A small group of racers dominated the motorcycle Grand Prix World Championship during the ultra-competitive era of the late 1980s and early 1990s; they are the Bike Heroes.
Chief among them was Eddie Lawson, who started his career in the era of Sheene and Roberts and ended it racing alongside Rainey, Schwantz and Gardner. Along the way the American legend contested 127 GPs, finishing on the podium a staggering 78 times, claiming 31 wins and being crowned World Champion four times.
His remarkable consistency and rare mistakes brought him success and the nickname ‘Steady Eddie’, as well as legions of fans. Notoriously private, Lawson did his talking on the track, and that’s what this celebration of a true great is all about. In action-packed testing, practice and race footage we follow Lawson’s career from his 1983 debut to his 1992 swansong.
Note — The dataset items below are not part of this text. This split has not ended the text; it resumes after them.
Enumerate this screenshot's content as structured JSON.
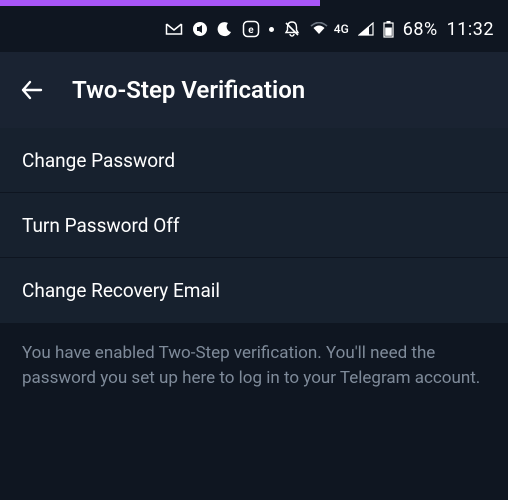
{
  "status_bar": {
    "network_label": "4G",
    "battery_text": "68%",
    "time": "11:32"
  },
  "app_bar": {
    "title": "Two-Step Verification"
  },
  "options": [
    {
      "label": "Change Password"
    },
    {
      "label": "Turn Password Off"
    },
    {
      "label": "Change Recovery Email"
    }
  ],
  "footer_text": "You have enabled Two-Step verification.\nYou'll need the password you set up here to log in to your Telegram account."
}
From the drama of his first Grand Prix win and World Championship in 1984, through the glory years with the Giacomo Agostini-run Yamaha team and his brief stint with Honda and onto the final years with Cagiva, scintillating race action and period interviews chart a stunning career.
The programme recalls how his 1986 battle with Gardner delivered 7 wins and 10 podium places from 11 races, as well as a second world crown, how he recovered from a serious shoulder injury to claim his third title and how he ignored controversy on and off the track to take an unlikely fourth championship in his first, and only, year with Honda. Then, of course, there was the disastrous year with Kenny Roberts at Yamaha before the surprising final chapter on board the wayward Cagiva.
Lawson may not have been a fan of his ‘Steady’ nickname, but as the breathtaking action in this programme shows, he was one of the most consistent Grand Prix riders in history and fully deserves his place as a Bike Hero.